Results and discussion

For the first time, genetic resources’ GHG emissions were quantified. GHG intensities for embryos ranged from 0 to 37.5 kg CO2eq unit−1, depending on allocation methods. Results from each allocation method can be used for different purposes, e.g. multi-annual cumulative intensities enable cattle farm benchmarking, while biophysical-based results suit requirements for product environmental footprinting. Including genetic resources as potential beef systems co-products increases accuracy of economic-based intensities, since they can play a major role in farm profitability.

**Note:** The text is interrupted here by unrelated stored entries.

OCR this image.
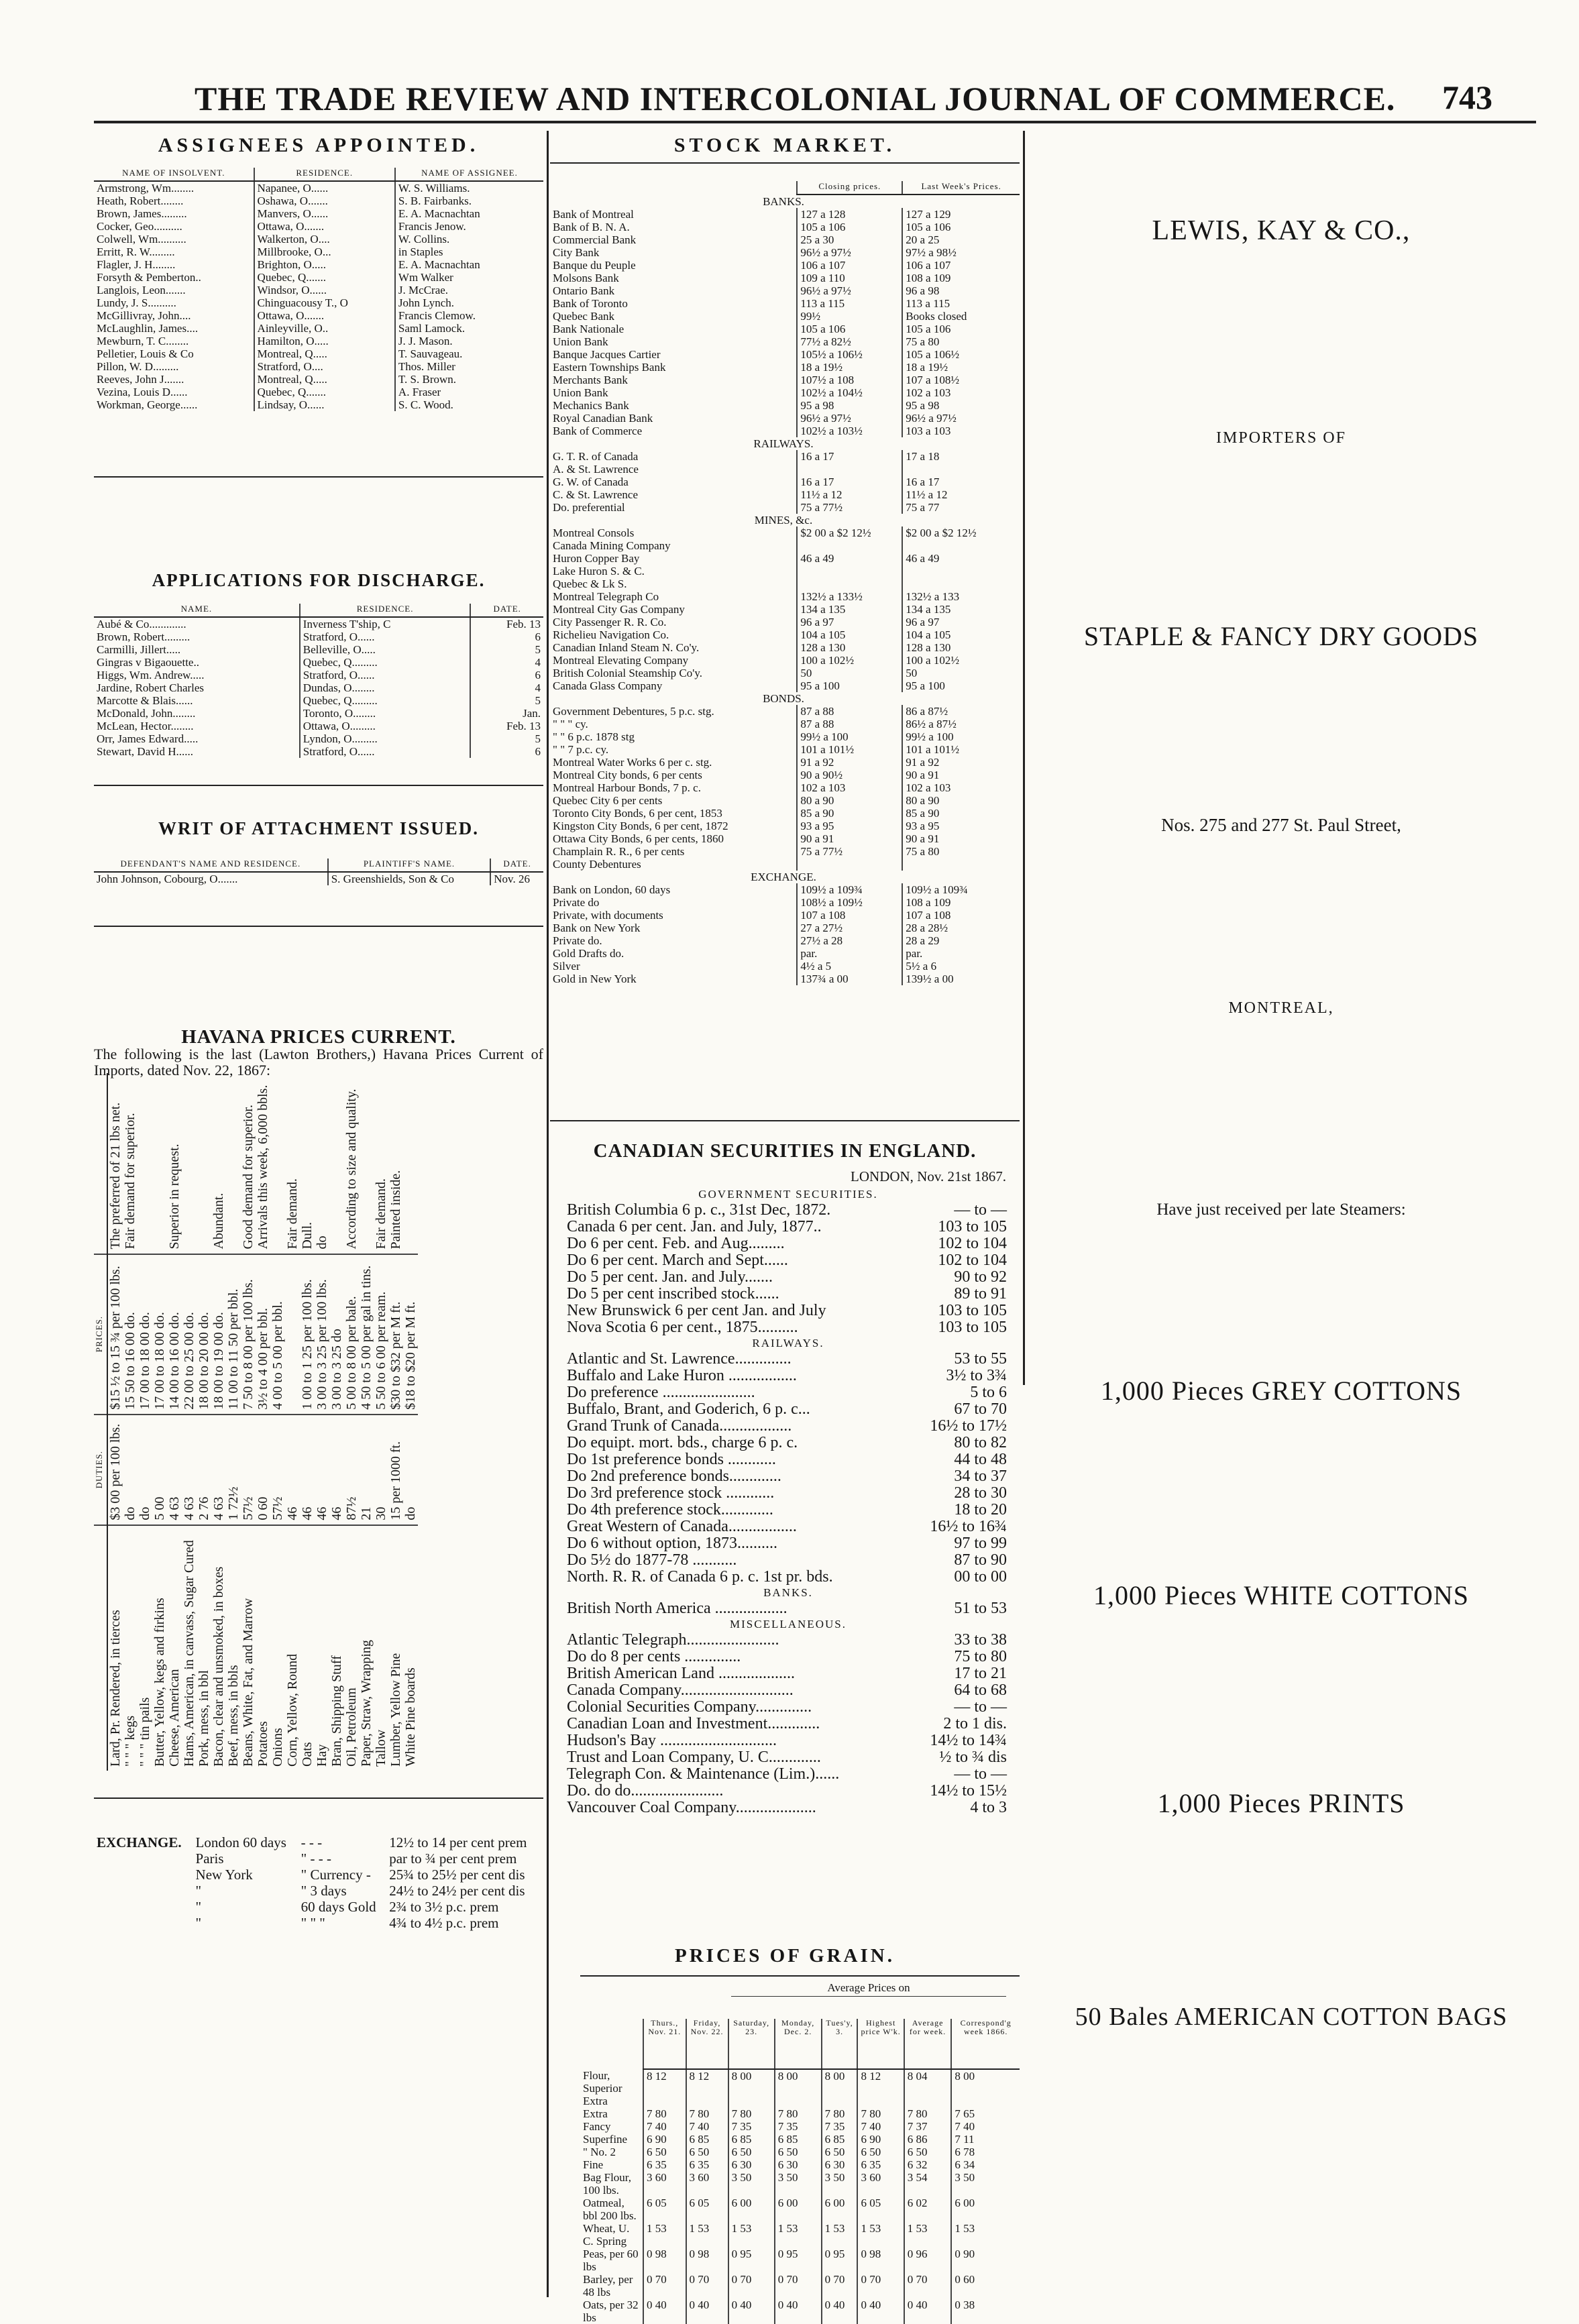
THE TRADE REVIEW AND INTERCOLONIAL JOURNAL OF COMMERCE. 743
ASSIGNEES APPOINTED.
NAME OF INSOLVENT.	RESIDENCE.	NAME OF ASSIGNEE.
Armstrong, Wm........	Napanee, O......	W. S. Williams.
Heath, Robert........	Oshawa, O.......	S. B. Fairbanks.
Brown, James.........	Manvers, O......	E. A. Macnachtan
Cocker, Geo..........	Ottawa, O.......	Francis Jenow.
Colwell, Wm..........	Walkerton, O....	W. Collins.
Erritt, R. W.........	Millbrooke, O...	in Staples
Flagler, J. H........	Brighton, O.....	E. A. Macnachtan
Forsyth & Pemberton..	Quebec, Q.......	Wm Walker
Langlois, Leon.......	Windsor, O......	J. McCrae.
Lundy, J. S..........	Chinguacousy T., O	John Lynch.
McGillivray, John....	Ottawa, O.......	Francis Clemow.
McLaughlin, James....	Ainleyville, O..	Saml Lamock.
Mewburn, T. C........	Hamilton, O.....	J. J. Mason.
Pelletier, Louis & Co	Montreal, Q.....	T. Sauvageau.
Pillon, W. D.........	Stratford, O....	Thos. Miller
Reeves, John J.......	Montreal, Q.....	T. S. Brown.
Vezina, Louis D......	Quebec, Q.......	A. Fraser
Workman, George......	Lindsay, O......	S. C. Wood.
APPLICATIONS FOR DISCHARGE.
NAME.	RESIDENCE.	DATE.
Aubé & Co.............	Inverness T'ship, C	Feb. 13
Brown, Robert.........	Stratford, O......	6
Carmilli, Jillert.....	Belleville, O.....	5
Gingras v Bigaouette..	Quebec, Q.........	4
Higgs, Wm. Andrew.....	Stratford, O......	6
Jardine, Robert Charles	Dundas, O........	4
Marcotte & Blais......	Quebec, Q.........	5
McDonald, John........	Toronto, O........	Jan.
McLean, Hector........	Ottawa, O.........	Feb. 13
Orr, James Edward.....	Lyndon, O.........	5
Stewart, David H......	Stratford, O......	6
WRIT OF ATTACHMENT ISSUED.
DEFENDANT'S NAME AND RESIDENCE.	PLAINTIFF'S NAME.	DATE.
John Johnson, Cobourg, O.......	S. Greenshields, Son & Co	Nov. 26
HAVANA PRICES CURRENT.
The following is the last (Lawton Brothers,) Havana Prices Current of Imports, dated Nov. 22, 1867:
	DUTIES.	PRICES.	
Lard, Pr. Rendered, in tierces	$3 00 per 100 lbs.	$15 ½ to 15 ¾ per 100 lbs.	The preferred of 21 lbs net.
" " " kegs	do	15 50 to 16 00 do.	Fair demand for superior.
" " " tin pails	do	17 00 to 18 00 do.	
Butter, Yellow, kegs and firkins	5 00	17 00 to 18 00 do.	
Cheese, American	4 63	14 00 to 16 00 do.	Superior in request.
Hams, American, in canvass, Sugar Cured	4 63	22 00 to 25 00 do.	
Pork, mess, in bbl	2 76	18 00 to 20 00 do.	
Bacon, clear and unsmoked, in boxes	4 63	18 00 to 19 00 do.	Abundant.
Beef, mess, in bbls	1 72½	11 00 to 11 50 per bbl.	
Beans, White, Fat, and Marrow	57½	7 50 to 8 00 per 100 lbs.	Good demand for superior.
Potatoes	0 60	3½ to 4 00 per bbl.	Arrivals this week, 6,000 bbls.
Onions	57½	4 00 to 5 00 per bbl.	
Corn, Yellow, Round	46		Fair demand.
Oats	46	1 00 to 1 25 per 100 lbs.	Dull.
Hay	46	3 00 to 3 25 per 100 lbs.	do
Bran, Shipping Stuff	46	3 00 to 3 25 do	
Oil, Petroleum	87½	5 00 to 8 00 per bale.	According to size and quality.
Paper, Straw, Wrapping	21	4 50 to 5 00 per gal in tins.	
Tallow	30	5 50 to 6 00 per ream.	Fair demand.
Lumber, Yellow Pine	15 per 1000 ft.	$30 to $32 per M ft.	Painted inside.
White Pine boards	do	$18 to $20 per M ft.	
EXCHANGE.	London 60 days	- - -	12½ to 14 per cent prem
	Paris	" - - -	par to ¾ per cent prem
	New York	" Currency -	25¾ to 25½ per cent dis
	"	" 3 days	24½ to 24½ per cent dis
	"	60 days Gold	2¾ to 3½ p.c. prem
	"	" " "	4¾ to 4½ p.c. prem
STOCK MARKET.
	Closing prices.	Last Week's Prices.
BANKS.		
Bank of Montreal	127 a 128	127 a 129
Bank of B. N. A.	105 a 106	105 a 106
Commercial Bank	25 a 30	20 a 25
City Bank	96½ a 97½	97½ a 98½
Banque du Peuple	106 a 107	106 a 107
Molsons Bank	109 a 110	108 a 109
Ontario Bank	96½ a 97½	96 a 98
Bank of Toronto	113 a 115	113 a 115
Quebec Bank	99½	Books closed
Bank Nationale	105 a 106	105 a 106
Union Bank	77½ a 82½	75 a 80
Banque Jacques Cartier	105½ a 106½	105 a 106½
Eastern Townships Bank	18 a 19½	18 a 19½
Merchants Bank	107½ a 108	107 a 108½
Union Bank	102½ a 104½	102 a 103
Mechanics Bank	95 a 98	95 a 98
Royal Canadian Bank	96½ a 97½	96½ a 97½
Bank of Commerce	102½ a 103½	103 a 103
RAILWAYS.		
G. T. R. of Canada	16 a 17	17 a 18
A. & St. Lawrence		
G. W. of Canada	16 a 17	16 a 17
C. & St. Lawrence	11½ a 12	11½ a 12
Do. preferential	75 a 77½	75 a 77
MINES, &c.		
Montreal Consols	$2 00 a $2 12½	$2 00 a $2 12½
Canada Mining Company		
Huron Copper Bay	46 a 49	46 a 49
Lake Huron S. & C.		
Quebec & Lk S.		
Montreal Telegraph Co	132½ a 133½	132½ a 133
Montreal City Gas Company	134 a 135	134 a 135
City Passenger R. R. Co.	96 a 97	96 a 97
Richelieu Navigation Co.	104 a 105	104 a 105
Canadian Inland Steam N. Co'y.	128 a 130	128 a 130
Montreal Elevating Company	100 a 102½	100 a 102½
British Colonial Steamship Co'y.	50	50
Canada Glass Company	95 a 100	95 a 100
BONDS.		
Government Debentures, 5 p.c. stg.	87 a 88	86 a 87½
" " " cy.	87 a 88	86½ a 87½
" " 6 p.c. 1878 stg	99½ a 100	99½ a 100
" " 7 p.c. cy.	101 a 101½	101 a 101½
Montreal Water Works 6 per c. stg.	91 a 92	91 a 92
Montreal City bonds, 6 per cents	90 a 90½	90 a 91
Montreal Harbour Bonds, 7 p. c.	102 a 103	102 a 103
Quebec City 6 per cents	80 a 90	80 a 90
Toronto City Bonds, 6 per cent, 1853	85 a 90	85 a 90
Kingston City Bonds, 6 per cent, 1872	93 a 95	93 a 95
Ottawa City Bonds, 6 per cents, 1860	90 a 91	90 a 91
Champlain R. R., 6 per cents	75 a 77½	75 a 80
County Debentures		
EXCHANGE.		
Bank on London, 60 days	109½ a 109¾	109½ a 109¾
Private do	108½ a 109½	108 a 109
Private, with documents	107 a 108	107 a 108
Bank on New York	27 a 27½	28 a 28½
Private do.	27½ a 28	28 a 29
Gold Drafts do.	par.	par.
Silver	4½ a 5	5½ a 6
Gold in New York	137¾ a 00	139½ a 00
CANADIAN SECURITIES IN ENGLAND.
LONDON, Nov. 21st 1867.
GOVERNMENT SECURITIES.	
British Columbia 6 p. c., 31st Dec, 1872.	— to —
Canada 6 per cent. Jan. and July, 1877..	103 to 105
Do 6 per cent. Feb. and Aug.........	102 to 104
Do 6 per cent. March and Sept......	102 to 104
Do 5 per cent. Jan. and July.......	90 to 92
Do 5 per cent inscribed stock......	89 to 91
New Brunswick 6 per cent Jan. and July	103 to 105
Nova Scotia 6 per cent., 1875..........	103 to 105
RAILWAYS.	
Atlantic and St. Lawrence..............	53 to 55
Buffalo and Lake Huron .................	3½ to 3¾
Do preference .......................	5 to 6
Buffalo, Brant, and Goderich, 6 p. c...	67 to 70
Grand Trunk of Canada..................	16½ to 17½
Do equipt. mort. bds., charge 6 p. c.	80 to 82
Do 1st preference bonds ............	44 to 48
Do 2nd preference bonds.............	34 to 37
Do 3rd preference stock ............	28 to 30
Do 4th preference stock.............	18 to 20
Great Western of Canada.................	16½ to 16¾
Do 6 without option, 1873..........	97 to 99
Do 5½ do 1877-78 ...........	87 to 90
North. R. R. of Canada 6 p. c. 1st pr. bds.	00 to 00
BANKS.	
British North America ..................	51 to 53
MISCELLANEOUS.	
Atlantic Telegraph.......................	33 to 38
Do do 8 per cents ..............	75 to 80
British American Land ...................	17 to 21
Canada Company............................	64 to 68
Colonial Securities Company..............	— to —
Canadian Loan and Investment.............	2 to 1 dis.
Hudson's Bay .............................	14½ to 14¾
Trust and Loan Company, U. C.............	½ to ¾ dis
Telegraph Con. & Maintenance (Lim.)......	— to —
Do. do do.......................	14½ to 15½
Vancouver Coal Company....................	4 to 3
PRICES OF GRAIN.
Average Prices on
	Thurs., Nov. 21.	Friday, Nov. 22.	Saturday, 23.	Monday, Dec. 2.	Tues'y, 3.	Highest price W'k.	Average for week.	Correspond'g week 1866.
Flour, Superior Extra	8 12	8 12	8 00	8 00	8 00	8 12	8 04	8 00
Extra	7 80	7 80	7 80	7 80	7 80	7 80	7 80	7 65
Fancy	7 40	7 40	7 35	7 35	7 35	7 40	7 37	7 40
Superfine	6 90	6 85	6 85	6 85	6 85	6 90	6 86	7 11
" No. 2	6 50	6 50	6 50	6 50	6 50	6 50	6 50	6 78
Fine	6 35	6 35	6 30	6 30	6 30	6 35	6 32	6 34
Bag Flour, 100 lbs.	3 60	3 60	3 50	3 50	3 50	3 60	3 54	3 50
Oatmeal, bbl 200 lbs.	6 05	6 05	6 00	6 00	6 00	6 05	6 02	6 00
Wheat, U. C. Spring	1 53	1 53	1 53	1 53	1 53	1 53	1 53	1 53
Peas, per 60 lbs	0 98	0 98	0 95	0 95	0 95	0 98	0 96	0 90
Barley, per 48 lbs	0 70	0 70	0 70	0 70	0 70	0 70	0 70	0 60
Oats, per 32 lbs	0 40	0 40	0 40	0 40	0 40	0 40	0 40	0 38
LEWIS, KAY & CO.,
IMPORTERS OF
STAPLE & FANCY DRY GOODS
Nos. 275 and 277 St. Paul Street,
MONTREAL,
Have just received per late Steamers:
1,000 Pieces GREY COTTONS
1,000 Pieces WHITE COTTONS
1,000 Pieces PRINTS
50 Bales AMERICAN COTTON BAGS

The high-quality genetics cattle breed short-cycle Nelore produced LW with up to 17% lower GHG intensities than the dominant regional breed Brahman demonstrating high potential for food security, improved livelihoods, and GHG mitigation in developing regions.

Conclusions

This study introduces a novel biophysical allocation method to quantify embodied GHG emissions of genetic resources like embryos and semen and differentiates LW for beef and genetics markets at farm-gate. This method contributes to a more accurate allocation among cattle farms, recognising the critical value and embodied emissions of intermediate genetic resources as well as final outputs. Future research should focus on representative breeding farms to derive region-specific embodied emission factors of genetic resources.